How has Valeport helped MWSRP gain insight into the South Ari Marine Protected Areas (SAMPA)?
With the help of the Valeport miniTIDE sensor, which was loaned to MWSRP, the charity was able to compare the tide times in the Male atoll to provide an accurate conversion time for tides in the particular region of the Maldives. The deployment of the miniTIDE allowed the research team to record high accuracy pressure data to develop a stronger understanding of the SAMPA, which provided new insights into the re-encounter rate of whale sharks, along with their individual traits.
Fast forward ten years, the MWSRP has now been able to track over 7,000 whale shark encounters and photo-identify over 480 individual sharks. MWSRP has come to believe that these predominantly juvenile male sharks are using the area as a secondary nursery. South Ari provides perfect conditions to suit their feeding habits and thermoregulation process until they reach maturation around 30 years of age, at which point they move onto new locations. The conservation charity has found that this ‘staging ground’ for young whale sharks has the highest rate of re-sighting individual sharks anywhere in the world. The South Ari is now known to be a globally significant destination, as it is one of only a couple of sites around the world where whale sharks can be reliably encountered all year round.

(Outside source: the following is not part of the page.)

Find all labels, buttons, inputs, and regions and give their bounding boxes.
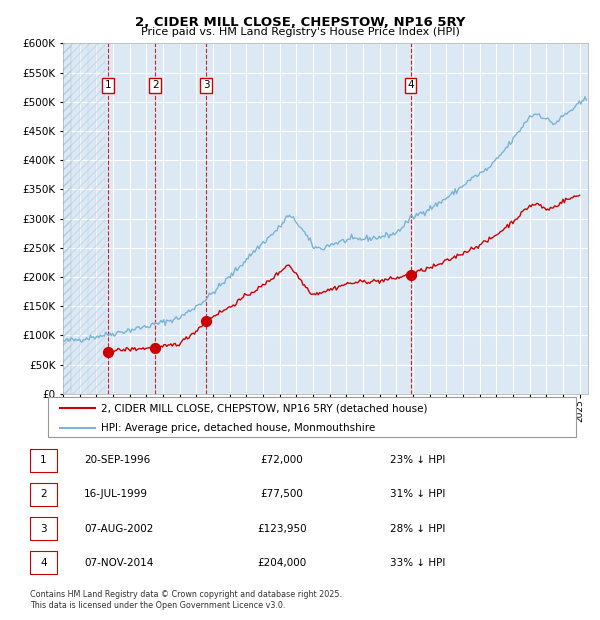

In fact, some of the individual whale sharks have been encountered more than 300 times in the last 12 years, allowing the research team to observe biological traits in the species such as growth, which would be otherwise impossible in free-swimming sharks. The new findings also allowed the charity to track the damage trends such as boat strike injuries and subsequent healing rates, to better protect the whale sharks in the future.
"We're hugely grateful for Valeport’s support loaning their tide gauge and current meter. Without access to these high precision instruments, we wouldn’t be able to collect quality data over a long period of time, which is essential to understand the whale shark’s prolonged re-encounter rate at SAMPA." - Richard Rees
More recently in November 2019, Valeport loaned the MWSRP a Model 106 Current Meter, to help improve the quality and rigour of the charities research work and develop strong conclusions about critical habitats, to be able to implement good management decisions to protect the iconic whale shark species for generations to come.
Commenting on Valeport’s support, Richard Rees, Co-Founder and Managing Director of the charity, says: “We’re hugely grateful for Valeport’s support loaning their tide gauge and current meter. Without access to these high precision instruments, we wouldn’t be able to collect quality data over a long period of time, which is essential to understand the whale shark’s prolonged re-encounter rate at SAMPA. We have been able to inform decision makers based on strong scientific evidence, thus equipping them to put the correct measures in place to protect the whale shark and it’s fragile habitat.”
Richard Rees added: “Next on our research project agenda, is to gain insight into what the key processes are that occur in South Ari that makes it such a draw for the sharks. We’re looking forward to understanding more about why they are attracted to this particular location, as opposed to similar sites in the archipelago. Hopefully we will be able to obtain these answers with Valeport’s help.”